I am getting the following log message when attempting to submit new jobs. The job attempts to run but then gets put into a Held state. All nodes have AD authentication, so we do not use the /etc/passwd file for users.
pbs_mom(Thread 0);tpp_mbox_read;Unable to read from msg box
05/20/2024 14:54:54;0028;pbs_mom;Job;8.wwadm01;No Password Entry for User ********
We do not allow ssh to compute nodes as regular users. Only when jobs owned by that user are running on a compute node are they supposed to be allowed to ssh in.
Even as root I am unable to run an ID lookup of a user in our AD. I have the gateway set on the compute nodes to go through the head to go out to the domain controllers, but still nothing.
To make sure user can ssh into the compute node and back , it is better to disable the $restrict_user setting for one experiment to make sure user can ssh successfully.
I am able to freely ssh between nodes as a regular user.
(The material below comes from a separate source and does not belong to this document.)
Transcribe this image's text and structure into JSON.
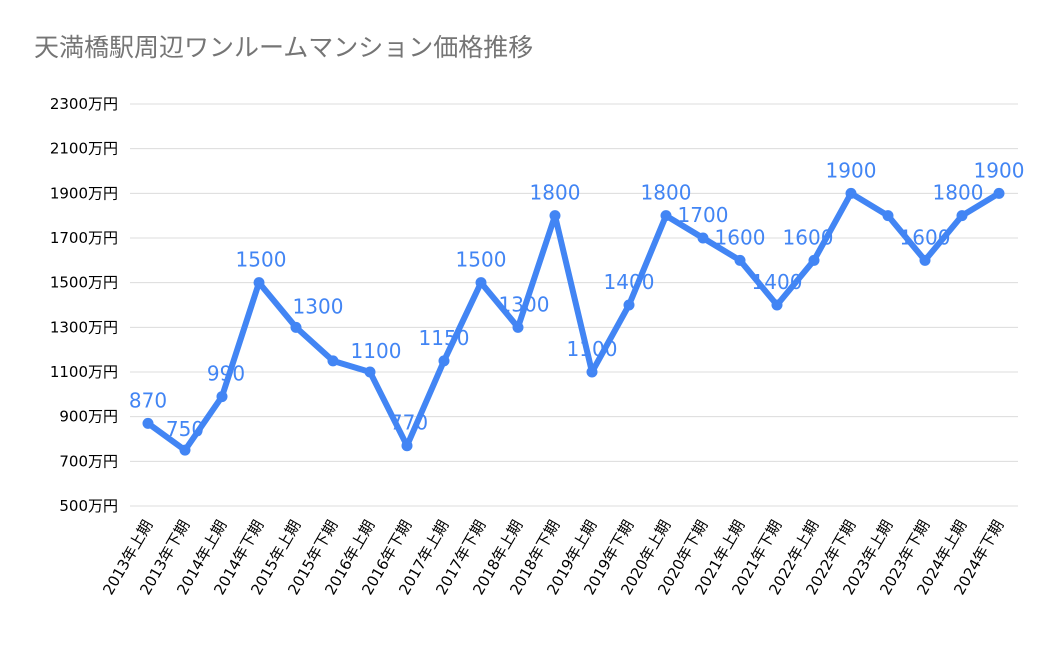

Jobs submit now and finish but during the exit process I still get the “Unable to read msg box” error
I am also getting the following sys_copy failed, return value=1 with a connection refused when the compute nodes attempt to copy back to the login node/submit host. There is currently no firewall on the login node, and I am able to ping and ssh freely between nodes. Any ideas?
copy back will preserve permissions (group, user , other), so that might be one of the caveats
you can increase the mom log debug level and , retest with a sample job and check the mom logs. There might be more clues.